Para concretizar a ideia de voto impresso, a deputada federal Bia Kicis (PSL-DF), tendo o deputado Filipe Barros (PSL-PR) como relator, ambos apoiadores do Presidente da República, criou a PEC 135/2019, uma Proposta de Emenda à Constituição para tentar aprovar o tema e que tinha como objetivo acrescentar “o parágrafo 12 ao art. 14, da Constituição Federal, dispondo que, na votação e apuração de eleições, plebiscitos e referendos, seja obrigatória a expedição de cédulas físicas, conferíveis pelo eleitor, a serem depositadas em urnas indevassáveis, para fins de auditoria”.
Contudo, no dia 10 de agosto do corrente ano, o Presidente da Câmara dos Deputados, ante a acalorada discussão, levou a matéria ao Plenário da Casa Legislativa para votação, de modo que foram 229 votos favoráveis, 218 contrários e uma abstenção. Para aprovação, eram necessários 308 votos em dois turnos de votação, por se tratar de matéria que visava emendar dispositivo de nossa constituição, a qual não permite fácil modificação, mas exige um sistema rígido para tal. Portanto, a PEC 135/2019 foi arquivada.
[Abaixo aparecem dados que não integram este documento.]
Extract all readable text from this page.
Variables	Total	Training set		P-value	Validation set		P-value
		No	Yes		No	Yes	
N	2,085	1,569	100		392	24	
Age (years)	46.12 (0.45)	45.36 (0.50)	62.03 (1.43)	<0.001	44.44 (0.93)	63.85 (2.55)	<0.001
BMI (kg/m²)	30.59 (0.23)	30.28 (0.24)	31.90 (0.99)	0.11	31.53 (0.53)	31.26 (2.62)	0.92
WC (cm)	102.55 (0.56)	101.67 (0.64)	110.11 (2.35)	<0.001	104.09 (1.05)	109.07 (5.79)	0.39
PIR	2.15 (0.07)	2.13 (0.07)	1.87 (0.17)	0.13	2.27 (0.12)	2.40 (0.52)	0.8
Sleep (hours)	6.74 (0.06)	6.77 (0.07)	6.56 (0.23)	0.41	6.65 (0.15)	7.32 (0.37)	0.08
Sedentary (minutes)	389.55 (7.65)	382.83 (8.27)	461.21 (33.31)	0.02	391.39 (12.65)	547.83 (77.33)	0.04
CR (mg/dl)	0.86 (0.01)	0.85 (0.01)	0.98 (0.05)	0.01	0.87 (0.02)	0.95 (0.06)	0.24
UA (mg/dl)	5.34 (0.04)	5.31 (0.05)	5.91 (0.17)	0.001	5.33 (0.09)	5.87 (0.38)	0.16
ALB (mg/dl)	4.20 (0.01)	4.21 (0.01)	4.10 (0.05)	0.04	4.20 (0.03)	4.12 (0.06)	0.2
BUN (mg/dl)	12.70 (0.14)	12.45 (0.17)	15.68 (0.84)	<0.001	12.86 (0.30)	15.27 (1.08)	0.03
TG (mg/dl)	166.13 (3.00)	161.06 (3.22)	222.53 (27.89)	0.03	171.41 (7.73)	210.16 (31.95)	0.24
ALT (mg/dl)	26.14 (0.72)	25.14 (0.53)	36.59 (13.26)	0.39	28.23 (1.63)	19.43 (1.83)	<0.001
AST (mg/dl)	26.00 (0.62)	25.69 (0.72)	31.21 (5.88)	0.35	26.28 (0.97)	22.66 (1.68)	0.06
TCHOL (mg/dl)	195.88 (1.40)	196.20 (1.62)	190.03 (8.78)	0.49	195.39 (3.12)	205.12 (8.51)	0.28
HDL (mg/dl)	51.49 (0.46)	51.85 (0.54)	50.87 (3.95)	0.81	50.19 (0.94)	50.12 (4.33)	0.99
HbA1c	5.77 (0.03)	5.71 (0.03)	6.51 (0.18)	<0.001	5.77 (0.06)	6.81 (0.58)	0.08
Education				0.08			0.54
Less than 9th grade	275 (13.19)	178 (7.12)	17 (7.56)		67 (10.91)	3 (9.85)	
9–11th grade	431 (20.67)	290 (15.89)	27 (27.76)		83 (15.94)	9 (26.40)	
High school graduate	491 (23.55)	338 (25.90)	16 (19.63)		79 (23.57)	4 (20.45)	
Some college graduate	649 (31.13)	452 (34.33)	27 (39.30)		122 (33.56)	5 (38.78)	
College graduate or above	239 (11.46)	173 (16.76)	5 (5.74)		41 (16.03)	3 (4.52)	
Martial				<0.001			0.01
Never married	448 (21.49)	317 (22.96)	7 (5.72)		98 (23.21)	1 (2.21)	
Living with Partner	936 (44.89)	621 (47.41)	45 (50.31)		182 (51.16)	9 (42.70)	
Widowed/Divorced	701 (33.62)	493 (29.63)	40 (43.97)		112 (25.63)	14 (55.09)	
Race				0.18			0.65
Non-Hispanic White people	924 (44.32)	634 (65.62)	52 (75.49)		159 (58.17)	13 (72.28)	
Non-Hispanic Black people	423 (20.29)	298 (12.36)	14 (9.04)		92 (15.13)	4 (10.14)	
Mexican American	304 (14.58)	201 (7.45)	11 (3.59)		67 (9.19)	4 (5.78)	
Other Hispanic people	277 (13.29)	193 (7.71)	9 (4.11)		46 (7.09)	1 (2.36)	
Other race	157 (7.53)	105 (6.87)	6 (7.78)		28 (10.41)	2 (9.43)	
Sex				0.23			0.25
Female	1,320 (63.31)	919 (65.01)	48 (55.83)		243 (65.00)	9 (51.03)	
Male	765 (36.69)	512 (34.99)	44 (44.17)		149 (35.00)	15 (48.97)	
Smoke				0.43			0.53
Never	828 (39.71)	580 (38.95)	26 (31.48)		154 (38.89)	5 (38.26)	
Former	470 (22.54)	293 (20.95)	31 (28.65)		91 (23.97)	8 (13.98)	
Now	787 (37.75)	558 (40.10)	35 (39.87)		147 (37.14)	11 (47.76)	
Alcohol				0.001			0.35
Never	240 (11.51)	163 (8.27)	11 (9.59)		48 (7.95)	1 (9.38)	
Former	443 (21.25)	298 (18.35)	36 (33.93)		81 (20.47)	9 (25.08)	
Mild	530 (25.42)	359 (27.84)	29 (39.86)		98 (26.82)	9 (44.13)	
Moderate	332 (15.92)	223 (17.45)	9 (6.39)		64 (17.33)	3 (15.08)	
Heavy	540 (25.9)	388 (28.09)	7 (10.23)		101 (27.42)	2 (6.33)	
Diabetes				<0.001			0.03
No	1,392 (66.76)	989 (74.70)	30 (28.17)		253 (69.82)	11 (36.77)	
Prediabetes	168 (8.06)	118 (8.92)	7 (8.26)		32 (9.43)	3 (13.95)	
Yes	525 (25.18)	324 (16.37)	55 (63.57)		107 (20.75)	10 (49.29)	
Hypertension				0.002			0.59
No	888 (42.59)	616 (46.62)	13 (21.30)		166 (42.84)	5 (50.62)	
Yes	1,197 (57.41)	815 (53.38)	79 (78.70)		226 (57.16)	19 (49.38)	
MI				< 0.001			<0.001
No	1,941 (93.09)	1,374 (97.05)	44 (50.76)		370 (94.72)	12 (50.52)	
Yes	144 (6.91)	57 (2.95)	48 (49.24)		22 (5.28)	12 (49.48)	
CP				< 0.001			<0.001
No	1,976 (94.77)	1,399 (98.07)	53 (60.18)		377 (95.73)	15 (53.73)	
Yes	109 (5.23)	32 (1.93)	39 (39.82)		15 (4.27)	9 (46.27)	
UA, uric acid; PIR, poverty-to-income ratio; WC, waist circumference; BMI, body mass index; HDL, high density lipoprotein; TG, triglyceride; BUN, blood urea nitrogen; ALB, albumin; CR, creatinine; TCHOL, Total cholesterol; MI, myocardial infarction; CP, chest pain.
A nosso ver, o resultado não poderia ter sido outro. O arquivamento da matéria foi acertada solução para que se mantenha o respeito às normas constitucionais. Alguns dispositivos da Constituição Federal do Brasil são denominados cláusulas pétreas. Isso significa que, devido a sua grande importância, não permitem modificação. Nessa linha, o parágrafo quarto do artigo 60 do texto constitucional são essas cláusulas pétreas. Nesse parágrafo, o inciso II dispõe que “não será objeto de deliberação a proposta de emenda tendente a abolir: (…) II – o voto direto, secreto, universal e periódico; (…)”.
Logo, se sobrasse sensatez e menos mimos aos governantes que temem derrotas na eleição futura, bem como aos nossos congressistas, a matéria jamais teria ganhado atenção colossal, tampouco ainda estaria sendo pauta de muitos analfabetos políticos que vemos por aí. Qualquer tipo de tentativa de materialização do voto do eleitor é um sério atentado à democracia, ao sistema eleitoral e à dignidade de cidadão.
Portanto, mais do que nunca é importante, é necessário, é imprescindível falar sobre as urnas eletrônicas e, mais do que isso, adquirir conhecimento antes de seguir qualquer ideia que se joga aos quatro ventos.
Thúlio Marques Corrêa
Advogado formado pela PUC-MG com atuação na cidade de Muzambinho.